A TOP City fund manager born into the Bertram Mills circus dynasty has been named as the highest-paid director of a publicly-quoted company.

Christopher Mills, chief executive of the obscure North Atlantic Smaller Companies Investment Trust but who also has a string of other directorships to his name, received a total package worth £4.87m last year.

The payout, which compares with £1.62m the previous year, exceeds even those received by such remuneration big-hitters as Vodafone's Sir Christopher Gent and Reckitt Benckiser's Bart Becht.

Mills, 50, who has been a senior City fund manager for more than 25 years, is a founder and chief investment officer of investment group JO Hambro Capital Management.

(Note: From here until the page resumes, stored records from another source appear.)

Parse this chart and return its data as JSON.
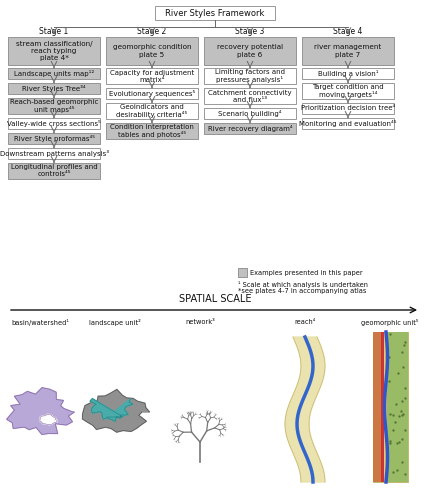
{
  "bg_color": "#ffffff",
  "box_fill_shaded": "#c0c0c0",
  "box_fill_white": "#ffffff",
  "box_edge": "#888888",
  "arrow_color": "#666666",
  "title_box": "River Styles Framework",
  "stages": [
    "Stage 1",
    "Stage 2",
    "Stage 3",
    "Stage 4"
  ],
  "stage_boxes": [
    "stream classification/\nreach typing\nplate 4*",
    "geomorphic condition\nplate 5",
    "recovery potential\nplate 6",
    "river management\nplate 7"
  ],
  "col1_items": [
    {
      "text": "Landscape units map¹²",
      "shaded": true
    },
    {
      "text": "River Styles Tree³⁴",
      "shaded": true
    },
    {
      "text": "Reach-based geomorphic\nunit maps⁴⁵",
      "shaded": true
    },
    {
      "text": "Valley-wide cross sections⁵",
      "shaded": false
    },
    {
      "text": "River Style proformas⁴⁵",
      "shaded": true
    },
    {
      "text": "Downstream patterns analysis³",
      "shaded": false
    },
    {
      "text": "Longitudinal profiles and\ncontrols⁴⁵",
      "shaded": true
    }
  ],
  "col2_items": [
    {
      "text": "Capacity for adjustment\nmatrix⁴",
      "shaded": false
    },
    {
      "text": "Evolutionary sequences⁵",
      "shaded": false
    },
    {
      "text": "Geoindicators and\ndesirability criteria⁴⁵",
      "shaded": false
    },
    {
      "text": "Condition interpretation\ntables and photos⁴⁵",
      "shaded": true
    }
  ],
  "col3_items": [
    {
      "text": "Limiting factors and\npressures analysis¹",
      "shaded": false
    },
    {
      "text": "Catchment connectivity\nand flux¹³",
      "shaded": false
    },
    {
      "text": "Scenario building⁴",
      "shaded": false
    },
    {
      "text": "River recovery diagram⁴",
      "shaded": true
    }
  ],
  "col4_items": [
    {
      "text": "Building a vision¹",
      "shaded": false
    },
    {
      "text": "Target condition and\nmoving targets¹⁴",
      "shaded": false
    },
    {
      "text": "Prioritization decision tree⁴",
      "shaded": false
    },
    {
      "text": "Monitoring and evaluation⁴⁵",
      "shaded": false
    }
  ],
  "legend_text1": "Examples presented in this paper",
  "legend_text2": "¹ Scale at which analysis is undertaken",
  "legend_text3": "*see plates 4-7 in accompanying atlas",
  "spatial_scale_label": "SPATIAL SCALE",
  "spatial_scale_items": [
    "basin/watershed¹",
    "landscape unit²",
    "network³",
    "reach⁴",
    "geomorphic unit⁵"
  ]
}
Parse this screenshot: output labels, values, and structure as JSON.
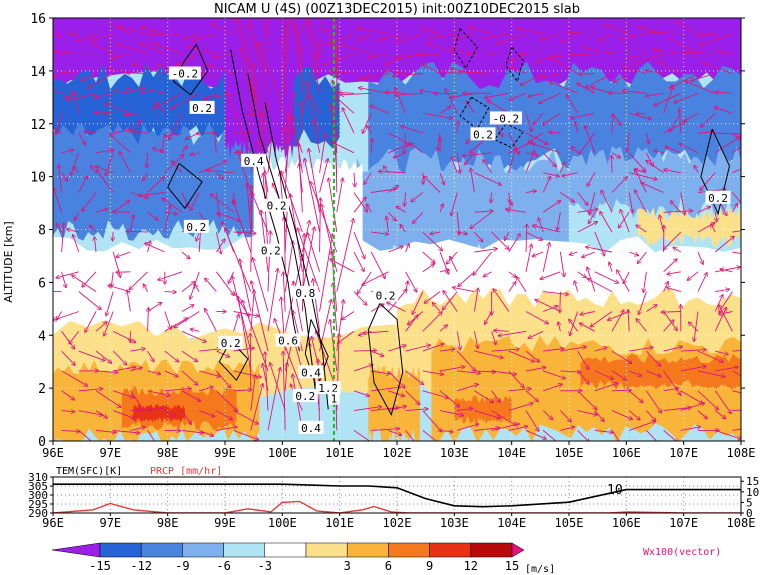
{
  "title": "NICAM U (4S) (00Z13DEC2015) init:00Z10DEC2015 slab",
  "main_panel": {
    "ylabel": "ALTITUDE [km]",
    "yticks": [
      "0",
      "2",
      "4",
      "6",
      "8",
      "10",
      "12",
      "14",
      "16"
    ],
    "xticks": [
      "96E",
      "97E",
      "98E",
      "99E",
      "100E",
      "101E",
      "102E",
      "103E",
      "104E",
      "105E",
      "106E",
      "107E",
      "108E"
    ],
    "contour_labels": [
      "-0.2",
      "0.2",
      "0.4",
      "0.2",
      "0.2",
      "0.2",
      "0.8",
      "0.2",
      "0.6",
      "0.4",
      "1.2",
      "0.2",
      "1",
      "0.4",
      "0.2",
      "-0.2",
      "0.2",
      "0.2"
    ]
  },
  "bottom_panel": {
    "temp_label": "TEM(SFC)[K]",
    "prcp_label": "PRCP [mm/hr]",
    "left_ticks": [
      "310",
      "305",
      "300",
      "295",
      "290"
    ],
    "right_ticks": [
      "15",
      "10",
      "5",
      "0"
    ],
    "annotation": "10",
    "xticks": [
      "96E",
      "97E",
      "98E",
      "99E",
      "100E",
      "101E",
      "102E",
      "103E",
      "104E",
      "105E",
      "106E",
      "107E",
      "108E"
    ]
  },
  "colorbar": {
    "labels": [
      "-15",
      "-12",
      "-9",
      "-6",
      "-3",
      "3",
      "6",
      "9",
      "12",
      "15"
    ],
    "unit": "[m/s]",
    "vector_note": "Wx100(vector)",
    "colors": [
      "#9a1fe8",
      "#2563d6",
      "#4a82e0",
      "#7fb0ee",
      "#b0e4f5",
      "#ffffff",
      "#fde08a",
      "#f9b43a",
      "#f5791c",
      "#e83214",
      "#b80a0a",
      "#e0147a"
    ]
  },
  "colors": {
    "vector": "#e0147a",
    "precip_line": "#e83a3a",
    "temp_line": "#000000",
    "meridian_line": "#19c219"
  },
  "chart_data": {
    "type": "heatmap",
    "title": "NICAM U (4S) (00Z13DEC2015) init:00Z10DEC2015 slab",
    "xlabel": "",
    "ylabel": "ALTITUDE [km]",
    "xlim": [
      96,
      108
    ],
    "ylim": [
      0,
      16
    ],
    "x_ticks": [
      96,
      97,
      98,
      99,
      100,
      101,
      102,
      103,
      104,
      105,
      106,
      107,
      108
    ],
    "y_ticks": [
      0,
      2,
      4,
      6,
      8,
      10,
      12,
      14,
      16
    ],
    "levels": [
      -15,
      -12,
      -9,
      -6,
      -3,
      3,
      6,
      9,
      12,
      15
    ],
    "grid": true,
    "regions": [
      {
        "level": "<-15",
        "lon": [
          96,
          108
        ],
        "alt": [
          13,
          16
        ]
      },
      {
        "level": "-9..-6",
        "lon": [
          96,
          99
        ],
        "alt": [
          8,
          13
        ]
      },
      {
        "level": "-6..-3",
        "lon": [
          101,
          108
        ],
        "alt": [
          7,
          12
        ]
      },
      {
        "level": "-3..3",
        "lon": [
          96,
          108
        ],
        "alt": [
          4,
          8
        ]
      },
      {
        "level": "3..6",
        "lon": [
          96,
          108
        ],
        "alt": [
          2,
          5
        ]
      },
      {
        "level": "6..9",
        "lon": [
          96,
          108
        ],
        "alt": [
          0.5,
          3.5
        ]
      },
      {
        "level": "9..12",
        "lon": [
          97.2,
          99.2
        ],
        "alt": [
          0.5,
          1.8
        ]
      },
      {
        "level": "12..15",
        "lon": [
          97.3,
          98.4
        ],
        "alt": [
          0.6,
          1.3
        ]
      }
    ],
    "meridian": 100.9,
    "surface_temperature": {
      "name": "TEM(SFC)[K]",
      "ylim": [
        290,
        310
      ],
      "x": [
        96,
        97,
        98,
        99,
        100,
        100.5,
        101,
        101.5,
        102,
        102.5,
        103,
        103.5,
        104,
        105,
        106,
        107,
        108
      ],
      "y": [
        306,
        306,
        306,
        306,
        306,
        305.5,
        305,
        305,
        304,
        298,
        294,
        293.5,
        294,
        296,
        303,
        303,
        303
      ]
    },
    "precipitation": {
      "name": "PRCP [mm/hr]",
      "ylim": [
        0,
        17
      ],
      "x": [
        96,
        96.7,
        97,
        97.4,
        98,
        99,
        99.4,
        99.8,
        100,
        100.3,
        100.6,
        101,
        101.4,
        101.6,
        101.9,
        102.2,
        102.5,
        103,
        104,
        105,
        105.7,
        106,
        107,
        108
      ],
      "y": [
        0,
        1.5,
        4.5,
        1.5,
        0,
        0,
        2,
        0.5,
        5,
        5.5,
        1,
        0,
        1.5,
        3,
        0.5,
        0,
        0,
        0,
        0,
        0,
        0,
        0.5,
        0,
        0
      ]
    }
  }
}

His package, which comprises a basic fee of just £10,000 topped up by a 40% cut of investors' fees and a performance fee, was massively boosted by a £3.5m one-off payment.

This was triggered by the scrapping of Mills's outstanding 900,000 shares options and their replacement with a new option scheme. Under the terms of his contract, Mills was entitled to the notional 'value' of the options at the time they were cancelled.

Mills, a grandson of circus impresario Bertram Mills, is known as one of the City's most powerful fund managers with the ability to make or break company management teams on both sides of the Atlantic. He is currently embroiled in a takeover bid for specialist book publisher Quarto.

The survey, conducted by the journal Labour Research, found that there are now a record 568 directors of public companies earning £500,000 or more with a combined pay package of around £515m. Their average pay increase last year was 12.4%, the ninth consecutive year of double digit growth. The report said: 'The bonanza in boardroom pay which has been running since the mid-1990s shows no signs of abating.'

After Mills, the top earners were Stanley Fink of hedge fund managers Man Group on £3.8m, up 18.5% on the previous year; Michael Spencer of City money broker ICAP (£3.7m, up 72.7%); Martin Bandier of music group EMI (£3.5m, down 5.3%) David Harding of bookies William Hill (£3.4m, up 615.9%)

Lawrence Fish of Royal Bank of Scotland (£3.4m, up 51.5%) BP's Lord Browne of Madingley (£3m, down 0.2%) Gent (£2.9m, up 19.9%) Sir Terry Leahy of Tesco (£2.8m up 15.5%) and David Reid, also of Tesco (£2.6m, up 31.2%).